People who have dementia have complex health needs and a lesser ability to perform electronic health management tasks than those who do not have dementia, Kelly T. Gleason, PhD, RN, an assistant professor at the Johns Hopkins School of Nursing, and colleagues wrote. The patient portal plays an increasingly important role in health system navigation and may help address a range of needs among people with dementia and their care partners. However, not much is yet known about patient portal access in this population.
Gleason and colleagues conducted a study to evaluate the patient portal interactions among older adults at a large academic health system.
For the cohort study, the researchers enrolled 49,382 patients aged 65 years or older with at least two evaluation and management visits during any 2 years from October 2017 to October 2022. They measured patient portal activity from time- or date-stamped interactions containing session and login information and created a portal activity metric that measured the ratio of portal sessions to clinical encounters.
After examining the portal activity metric, they compared several measures of portal activity from older adults who had been recently diagnosed with dementia every month for the year before and after diagnosis.

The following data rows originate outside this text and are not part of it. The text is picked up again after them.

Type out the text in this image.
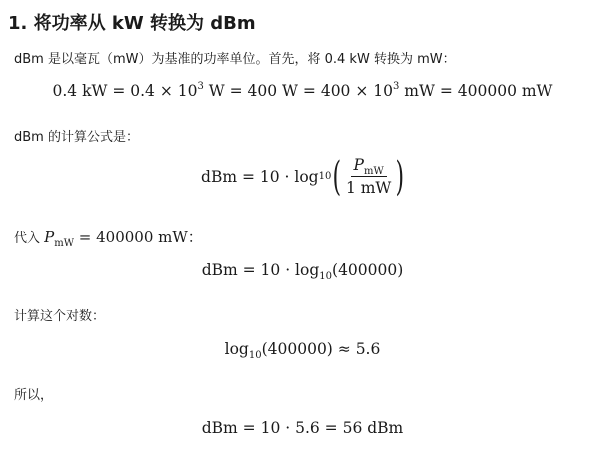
1. 将功率从 kW 转换为 dBm
dBm 是以毫瓦（mW）为基准的功率单位。首先，将 0.4 kW 转换为 mW：
0.4 kW = $0.4 \times 10^3$ W = 400 $W = 400 \times 10^3$ mW = 400000 mW
dBm 的计算公式是：
dBm = 10 · log 10 ( $\frac{P_{mW}}{1 mW}$ )
代入 $P_{mW} = 400000$ mW：
dBm = $10 \cdot \log_{10}(400000)$
计算这个对数：
$\log_{10}(400000) \approx 5.6$
所以，
dBm = 10 · 5.6 = 56 dBm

Gleason and colleagues found that those diagnosed with dementia and those without were similarly likely to be registered for the patient portal (71.2% vs. 71.5%) and sent a similar number of messages (28.77 vs. 29.14), but those with dementia had lower portal activity metric scores (3.88 vs. 5.35; P < .001).
However, those with a diagnosis were more likely to have a registered care partner with shared access to the portal (10.4% vs. 3.3%; P < .001) and there were more portal messages from registered care partners of patients with vs. without a diagnosis (19.5 vs. 13.85; P = .03).
The researchers also noted a significant uptick in portal use in the year after dementia diagnosis, with a higher monthly number of sessions (6.54 vs. 4.17; P < .001) and number of messages sent (4.31 vs. 3.32; P < .001).
Gleason and colleagues concluded that “older adults with dementia and their care partners relied on the information and functionality afforded by the patient portal.”
“These results, in conjunction with gaps in dementia care quality and the importance of care partner engagement and support, have implications for modalities of systems-level dementia care initiatives that leverage the patient portal, including efforts to remedy the low uptake of shared-access or proxy portal registration,” Gleason and colleagues wrote. “Additionally, the results highlight the need to better support all patients, including those who desire or rely on care partners, through consumer-oriented health information technologies.”